An Australian side playing party poopers? That can't be a good omen for New Zealand rugby in World Cup year.
But for the watching South Africans, there were some highly valuable lessons to be learned from last weekend's Super 15 final in Brisbane.
Firstly, a New Zealand side that most assumed would lift the trophy was denied at the last gasp. An omen for the World Cup? It must have given encouragement to John Smit and his men to see the seemingly invincible Kiwi team beaten on the crucial occasion. Maybe New Zealand rugby players have still not got that monkey off their backs of falling over the major hurdle in the biggest competitions.
Then there were the clear lessons regarding the potential weaknesses of some of the key Australians.
Not least among them was that Australia's World Cup half-back looked about as shaky as a plate of jelly for much of the final. Sure, it was a bitter irony that Will Genia effectively won the match for the Reds with his arcing run from 58 metres to score the decisive try.
But assuming the Wallabies' future opponents don't plan on leaving huge defensive gaps in a crucial World Cup semi-final or final, they should have learned important lessons from this final.
If you can get to Genia through forward power and supremacy, then the Wallaby can become seriously unhinged. Like his whole team was for most of the first half at Suncorp when the Crusaders did exactly that.
Genia made errors that would have embarrassed a schoolboy, delaying clearance kicks so long some were charged down, fumbling and knocking on at the ruck base and generally allowing his game to disintegrate as the Crusaders got on top up front.
Robbie Deans may be delighted that an Australian side has won the Super 15 in World Cup year. But he won't have been so thrilled to see Genia, his first choice half back, allow the pressure to get to him so much.
In truth, there was another reason why the Crusaders came up short in this season's final.
Exhaustion crept insidiously into their bodies, like some silent assailant, in the last quarter of the game in Brisbane. Crusaders captain Richie McCaw was too magnanimous to offer travel fatigue as an excuse for defeat. But to have to go to faraway Cape Town for the semi-final was one thing.
To have to head to Brisbane for the final seven days later at the end of a quite exhausting season which included a trip to London and a complicated journey for just about every game they played, finally affected even the super Crusaders. They did their mighty best but that last, top notch 3 or 4% was not quite in their game in this final. There wasn't the same pizzazz or flow that is their trademark.
Increasingly, they began to make the mistakes redolent of weary sportsmen. Concentration levels waver and then drop as the fatigue takes hold, costing them crucial points.
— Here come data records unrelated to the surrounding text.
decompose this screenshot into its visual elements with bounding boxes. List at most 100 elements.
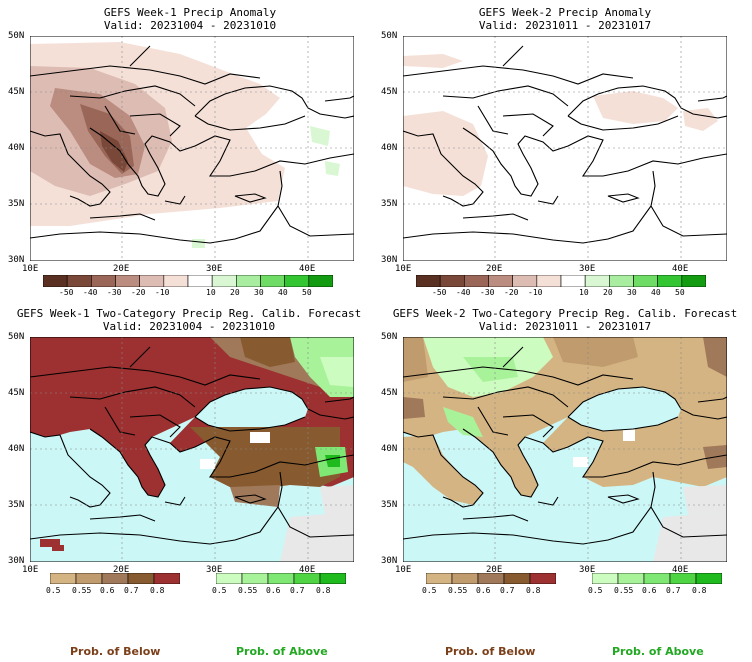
below2-label: 0.7 xyxy=(500,586,515,595)
colorbar-swatch xyxy=(216,573,243,584)
cb1-label: 10 xyxy=(206,288,216,297)
p3-lon-40: 40E xyxy=(299,565,316,575)
cb2-label: -20 xyxy=(504,288,519,297)
cb1-label: -30 xyxy=(107,288,122,297)
colorbar-swatch xyxy=(416,275,441,287)
colorbar-swatch xyxy=(464,275,489,287)
panel4-coastlines xyxy=(403,346,727,545)
panel1-map xyxy=(30,36,354,261)
below1-label: 0.6 xyxy=(100,586,115,595)
cb1-label: -10 xyxy=(155,288,170,297)
colorbar-swatch xyxy=(657,275,683,287)
colorbar-swatch xyxy=(115,275,140,287)
cb1-label: -50 xyxy=(59,288,74,297)
colorbar-swatch xyxy=(293,573,321,584)
panel4-map xyxy=(403,337,727,562)
cb2-label: -30 xyxy=(480,288,495,297)
below-colorbar-1-labels: 0.5 0.55 0.6 0.7 0.8 xyxy=(46,586,186,596)
below-colorbar-2 xyxy=(426,573,556,584)
p3-lat-50: 50N xyxy=(8,332,25,342)
prob-above-label-2: Prob. of Above xyxy=(612,645,704,658)
colorbar-swatch xyxy=(536,275,562,287)
colorbar-swatch xyxy=(681,275,706,287)
p1-lon-20: 20E xyxy=(113,264,130,274)
below2-label: 0.5 xyxy=(422,586,437,595)
p4-lat-30: 30N xyxy=(381,556,398,566)
panel2-title: GEFS Week-2 Precip Anomaly xyxy=(478,6,652,19)
p4-lat-45: 45N xyxy=(381,388,398,398)
prob-below-label-2: Prob. of Below xyxy=(445,645,536,658)
p1-lon-30: 30E xyxy=(206,264,223,274)
cb1-label: -20 xyxy=(131,288,146,297)
colorbar-swatch xyxy=(153,573,180,584)
above-colorbar-1-labels: 0.5 0.55 0.6 0.7 0.8 xyxy=(212,586,352,596)
colorbar-swatch xyxy=(560,275,586,287)
p2-lon-30: 30E xyxy=(579,264,596,274)
above2-label: 0.5 xyxy=(588,586,603,595)
cb2-label: -10 xyxy=(528,288,543,297)
colorbar-swatch xyxy=(512,275,538,287)
panel4-valid: Valid: 20231011 - 20231017 xyxy=(478,320,652,333)
colorbar-swatch xyxy=(211,275,237,287)
colorbar-swatch xyxy=(267,573,295,584)
below-colorbar-2-labels: 0.5 0.55 0.6 0.7 0.8 xyxy=(422,586,562,596)
below1-label: 0.8 xyxy=(150,586,165,595)
below1-label: 0.5 xyxy=(46,586,61,595)
colorbar-swatch xyxy=(284,275,310,287)
panel2-valid: Valid: 20231011 - 20231017 xyxy=(478,19,652,32)
p3-lat-35: 35N xyxy=(8,500,25,510)
p4-lon-20: 20E xyxy=(486,565,503,575)
colorbar-swatch xyxy=(584,275,610,287)
p2-lon-10: 10E xyxy=(395,264,412,274)
panel3-valid: Valid: 20231004 - 20231010 xyxy=(102,320,276,333)
prob-below-label-1: Prob. of Below xyxy=(70,645,161,658)
colorbar-swatch xyxy=(643,573,671,584)
colorbar-swatch xyxy=(187,275,213,287)
above1-label: 0.55 xyxy=(238,586,258,595)
colorbar-swatch xyxy=(617,573,645,584)
panel2-map xyxy=(403,36,727,261)
below2-label: 0.6 xyxy=(476,586,491,595)
p2-lon-20: 20E xyxy=(486,264,503,274)
panel3-coastlines xyxy=(30,346,354,545)
above1-label: 0.7 xyxy=(290,586,305,595)
colorbar-swatch xyxy=(101,573,129,584)
p2-lat-50: 50N xyxy=(381,31,398,41)
cb2-label: 50 xyxy=(675,288,685,297)
anomaly-colorbar-1 xyxy=(43,275,333,287)
p1-lat-35: 35N xyxy=(8,199,25,209)
colorbar-swatch xyxy=(50,573,77,584)
panel1-coastlines xyxy=(30,45,354,244)
panel3-title: GEFS Week-1 Two-Category Precip Reg. Cal… xyxy=(16,307,362,320)
cb2-label: 10 xyxy=(579,288,589,297)
p1-lon-10: 10E xyxy=(22,264,39,274)
p4-lat-35: 35N xyxy=(381,500,398,510)
colorbar-swatch xyxy=(163,275,189,287)
prob-above-label-1: Prob. of Above xyxy=(236,645,328,658)
p3-lon-10: 10E xyxy=(22,565,39,575)
below2-label: 0.55 xyxy=(448,586,468,595)
colorbar-swatch xyxy=(127,573,155,584)
colorbar-swatch xyxy=(477,573,505,584)
cb1-label: 50 xyxy=(302,288,312,297)
above2-label: 0.55 xyxy=(614,586,634,595)
p1-lat-50: 50N xyxy=(8,31,25,41)
above1-label: 0.8 xyxy=(316,586,331,595)
colorbar-swatch xyxy=(139,275,165,287)
cb1-label: -40 xyxy=(83,288,98,297)
colorbar-swatch xyxy=(633,275,658,287)
panel1-title: GEFS Week-1 Precip Anomaly xyxy=(103,6,277,19)
below1-label: 0.55 xyxy=(72,586,92,595)
colorbar-swatch xyxy=(439,275,465,287)
colorbar-swatch xyxy=(529,573,556,584)
p4-lon-40: 40E xyxy=(672,565,689,575)
cb2-label: 30 xyxy=(627,288,637,297)
panel1-valid: Valid: 20231004 - 20231010 xyxy=(103,19,277,32)
p3-lon-30: 30E xyxy=(206,565,223,575)
anomaly-colorbar-1-labels: -50 -40 -30 -20 -10 10 20 30 40 50 xyxy=(43,288,333,298)
p4-lat-50: 50N xyxy=(381,332,398,342)
p1-lat-40: 40N xyxy=(8,143,25,153)
colorbar-swatch xyxy=(488,275,513,287)
p2-lat-30: 30N xyxy=(381,255,398,265)
p4-lat-40: 40N xyxy=(381,444,398,454)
Sean Maitland's dropped pass which cost a try early in the second half and the huge defensive lapse that offered Genia his crucial score were classic examples of the species.
The problem for the New Zealanders is that they now face a Tri-Nations competition that increasingly looks an irrelevance and nuisance, certainly in terms of the travel.
But two other things need to be said. The Crusaders remain a top class outfit and a credit to their shattered, broken city. Their play has given immense heart to their followers. How sad then that thousands and thousands of so-called Australian rugby 'supporters' could only boo and jeer when Dan Carter, one of the world's greatest players and a magnificent ambassador for his sport, lined up kicks at goal on Saturday.
It is to be hoped that New Zealand and South African supporters take note. Don't sink to the abysmal levels of the Queensland crowd in the home Tri-Nations games in the next few weeks and, in the case of the New Zealanders, in the World Cup this September/October. Show the world what true sportsmanship is about.